MARSHALL, MI (WLNS) – Sometimes it’s not a matter of when but how justice is served. Enbridge Incorporation agreed to fork over more than $170 million for two separate oil spills. This all stems back to 2010 when two pipeline ruptures spilled nearly 1 million gallons of oil into bodies of water including the Kalamazoo River .
It was six years ago, one of the worst ever inland oil spills in the country. But today, the Environmental Protection Agency announced a $61 million fine for the Enbridge oil line rupture that eventually spilled into, and coated nearly 40 miles of, the Kalamazoo River near Marshall.

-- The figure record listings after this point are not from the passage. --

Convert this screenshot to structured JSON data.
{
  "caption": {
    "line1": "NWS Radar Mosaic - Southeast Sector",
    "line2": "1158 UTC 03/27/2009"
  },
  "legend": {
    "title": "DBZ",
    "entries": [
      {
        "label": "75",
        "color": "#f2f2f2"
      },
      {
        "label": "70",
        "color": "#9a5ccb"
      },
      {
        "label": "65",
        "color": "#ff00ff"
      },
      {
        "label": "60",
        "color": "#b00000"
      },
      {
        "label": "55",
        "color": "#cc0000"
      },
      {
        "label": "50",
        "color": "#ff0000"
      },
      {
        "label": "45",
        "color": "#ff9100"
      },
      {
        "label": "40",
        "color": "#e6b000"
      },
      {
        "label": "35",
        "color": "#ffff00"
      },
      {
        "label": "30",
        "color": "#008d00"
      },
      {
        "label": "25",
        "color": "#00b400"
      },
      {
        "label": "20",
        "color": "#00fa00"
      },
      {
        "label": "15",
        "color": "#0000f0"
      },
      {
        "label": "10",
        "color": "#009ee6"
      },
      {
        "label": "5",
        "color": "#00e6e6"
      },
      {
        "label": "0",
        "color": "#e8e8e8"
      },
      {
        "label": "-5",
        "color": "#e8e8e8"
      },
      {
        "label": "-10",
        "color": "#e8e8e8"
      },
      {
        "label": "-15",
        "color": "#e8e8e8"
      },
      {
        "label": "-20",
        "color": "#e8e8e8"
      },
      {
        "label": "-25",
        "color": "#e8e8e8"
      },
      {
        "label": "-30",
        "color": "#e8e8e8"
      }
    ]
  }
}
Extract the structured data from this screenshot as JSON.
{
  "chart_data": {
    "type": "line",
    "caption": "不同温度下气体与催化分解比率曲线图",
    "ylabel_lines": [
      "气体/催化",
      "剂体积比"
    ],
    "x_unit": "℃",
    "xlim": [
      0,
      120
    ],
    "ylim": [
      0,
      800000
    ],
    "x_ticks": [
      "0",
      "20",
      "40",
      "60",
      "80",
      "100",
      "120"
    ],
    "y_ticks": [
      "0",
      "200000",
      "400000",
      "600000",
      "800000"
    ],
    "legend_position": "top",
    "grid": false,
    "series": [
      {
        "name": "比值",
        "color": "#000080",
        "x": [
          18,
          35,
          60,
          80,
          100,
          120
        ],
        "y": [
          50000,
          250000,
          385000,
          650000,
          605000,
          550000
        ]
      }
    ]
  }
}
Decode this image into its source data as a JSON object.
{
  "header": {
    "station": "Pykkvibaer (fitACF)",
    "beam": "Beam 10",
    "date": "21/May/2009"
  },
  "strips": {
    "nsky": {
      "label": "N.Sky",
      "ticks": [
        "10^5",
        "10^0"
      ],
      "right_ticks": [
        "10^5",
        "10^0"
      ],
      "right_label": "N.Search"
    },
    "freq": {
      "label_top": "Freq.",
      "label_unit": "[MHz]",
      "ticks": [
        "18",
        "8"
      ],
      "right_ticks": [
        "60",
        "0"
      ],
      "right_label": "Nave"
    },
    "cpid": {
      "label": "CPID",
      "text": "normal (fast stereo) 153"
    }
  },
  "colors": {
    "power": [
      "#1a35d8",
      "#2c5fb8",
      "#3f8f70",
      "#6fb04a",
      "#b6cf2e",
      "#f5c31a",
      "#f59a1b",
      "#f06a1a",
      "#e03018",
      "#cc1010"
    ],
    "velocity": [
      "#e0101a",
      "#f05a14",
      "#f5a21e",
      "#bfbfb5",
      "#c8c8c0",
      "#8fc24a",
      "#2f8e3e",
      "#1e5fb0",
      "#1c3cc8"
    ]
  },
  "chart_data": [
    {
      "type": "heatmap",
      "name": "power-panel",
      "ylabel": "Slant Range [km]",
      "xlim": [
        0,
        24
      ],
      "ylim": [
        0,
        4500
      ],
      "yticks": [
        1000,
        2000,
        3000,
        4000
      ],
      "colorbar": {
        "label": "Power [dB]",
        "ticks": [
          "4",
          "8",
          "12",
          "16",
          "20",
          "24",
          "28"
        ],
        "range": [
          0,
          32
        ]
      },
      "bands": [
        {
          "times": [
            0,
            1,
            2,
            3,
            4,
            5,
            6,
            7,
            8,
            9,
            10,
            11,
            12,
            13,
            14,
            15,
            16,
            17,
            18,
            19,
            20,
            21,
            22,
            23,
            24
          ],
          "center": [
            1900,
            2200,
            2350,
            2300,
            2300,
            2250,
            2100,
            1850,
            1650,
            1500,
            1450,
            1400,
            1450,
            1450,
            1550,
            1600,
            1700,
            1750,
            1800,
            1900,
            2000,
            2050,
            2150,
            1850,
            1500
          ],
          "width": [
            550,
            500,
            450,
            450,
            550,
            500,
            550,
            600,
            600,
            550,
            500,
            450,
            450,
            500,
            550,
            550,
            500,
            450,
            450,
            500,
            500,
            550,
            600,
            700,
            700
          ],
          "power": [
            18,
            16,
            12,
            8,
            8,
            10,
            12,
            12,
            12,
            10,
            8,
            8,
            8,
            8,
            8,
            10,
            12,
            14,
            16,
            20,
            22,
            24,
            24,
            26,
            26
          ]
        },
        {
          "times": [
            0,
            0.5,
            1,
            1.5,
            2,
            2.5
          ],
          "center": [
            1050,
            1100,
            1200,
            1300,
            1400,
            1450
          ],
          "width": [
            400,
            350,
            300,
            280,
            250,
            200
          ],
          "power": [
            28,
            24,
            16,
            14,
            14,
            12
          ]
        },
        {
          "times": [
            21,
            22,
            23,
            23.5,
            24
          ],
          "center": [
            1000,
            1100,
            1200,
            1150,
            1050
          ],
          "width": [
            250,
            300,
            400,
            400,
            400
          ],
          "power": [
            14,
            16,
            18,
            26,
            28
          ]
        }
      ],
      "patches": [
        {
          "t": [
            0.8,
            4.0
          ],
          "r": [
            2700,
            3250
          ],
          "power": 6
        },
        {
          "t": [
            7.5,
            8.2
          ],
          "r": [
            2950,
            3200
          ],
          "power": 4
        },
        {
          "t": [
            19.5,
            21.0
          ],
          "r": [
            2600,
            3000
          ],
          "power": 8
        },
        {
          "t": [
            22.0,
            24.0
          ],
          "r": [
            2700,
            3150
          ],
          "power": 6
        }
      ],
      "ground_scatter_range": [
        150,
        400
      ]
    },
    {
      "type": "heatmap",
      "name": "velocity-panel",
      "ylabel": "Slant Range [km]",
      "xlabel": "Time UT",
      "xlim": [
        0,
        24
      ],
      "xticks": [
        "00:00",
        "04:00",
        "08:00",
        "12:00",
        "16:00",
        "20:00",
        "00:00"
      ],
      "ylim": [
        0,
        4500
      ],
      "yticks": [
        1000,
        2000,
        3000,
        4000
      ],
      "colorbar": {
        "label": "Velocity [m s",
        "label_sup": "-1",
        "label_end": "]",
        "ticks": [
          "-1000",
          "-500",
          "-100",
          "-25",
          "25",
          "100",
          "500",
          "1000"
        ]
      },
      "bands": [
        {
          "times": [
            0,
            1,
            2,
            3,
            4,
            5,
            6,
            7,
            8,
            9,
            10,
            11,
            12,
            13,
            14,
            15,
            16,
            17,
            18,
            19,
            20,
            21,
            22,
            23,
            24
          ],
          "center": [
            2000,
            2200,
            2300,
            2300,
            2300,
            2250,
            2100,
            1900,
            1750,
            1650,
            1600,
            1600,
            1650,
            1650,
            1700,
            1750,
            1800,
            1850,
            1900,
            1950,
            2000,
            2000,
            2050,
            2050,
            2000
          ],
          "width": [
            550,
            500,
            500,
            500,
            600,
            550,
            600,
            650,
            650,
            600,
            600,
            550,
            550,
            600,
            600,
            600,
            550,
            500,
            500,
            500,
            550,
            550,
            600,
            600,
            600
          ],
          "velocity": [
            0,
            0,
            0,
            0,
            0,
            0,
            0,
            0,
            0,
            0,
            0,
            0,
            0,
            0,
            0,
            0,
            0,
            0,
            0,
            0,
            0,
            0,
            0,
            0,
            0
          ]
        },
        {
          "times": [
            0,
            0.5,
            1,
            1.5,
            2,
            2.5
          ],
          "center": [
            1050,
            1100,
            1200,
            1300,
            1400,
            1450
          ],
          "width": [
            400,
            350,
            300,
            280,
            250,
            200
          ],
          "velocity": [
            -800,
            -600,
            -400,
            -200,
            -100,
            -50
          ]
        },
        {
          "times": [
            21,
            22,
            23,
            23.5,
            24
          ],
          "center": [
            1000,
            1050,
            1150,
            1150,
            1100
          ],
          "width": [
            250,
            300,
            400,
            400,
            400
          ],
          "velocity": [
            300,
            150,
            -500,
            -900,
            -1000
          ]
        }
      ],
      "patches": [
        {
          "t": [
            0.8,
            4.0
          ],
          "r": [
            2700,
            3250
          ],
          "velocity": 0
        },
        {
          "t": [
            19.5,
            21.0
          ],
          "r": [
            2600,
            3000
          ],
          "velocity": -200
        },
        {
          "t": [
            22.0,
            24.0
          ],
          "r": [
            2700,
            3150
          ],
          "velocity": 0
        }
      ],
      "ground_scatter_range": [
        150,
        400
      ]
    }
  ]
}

Justice Department Assistant Attorney General John Cruden said, “we believe there were other issues. There was control room problems. We believe they were negligent in the handling of the oil which is obviously a valuable resource and, so all of these things we thought needed to be addressed.
Officials believe this money is important to keep the water clean in the future.
Western Michigan U.S. District Attorney Patrick Miles said, “financial accountability is very important. It is something we take very seriously. We also want to make sure we don’t have a recurrence of these types of events.”
Yet, for some people it’s not financial.
Marshall resident Bill Lark said, “the commitment not only by the oil company but local environmental groups, state local, federal groups that’s going to be the end result of what happens. So, it’s more than just money.”
And, Enbridge feels the same way.
“We’ll never forget what happened here in Marshall. It’s something we’ve memorized as a company and will continue to drive our efforts to deliver on our number one priority of safety and protecting the environment,” said Enbridge Incorporation U.S. Operations Vice President Brad Shamla.
As for now the water is free of oil bringing an end to a six year issue.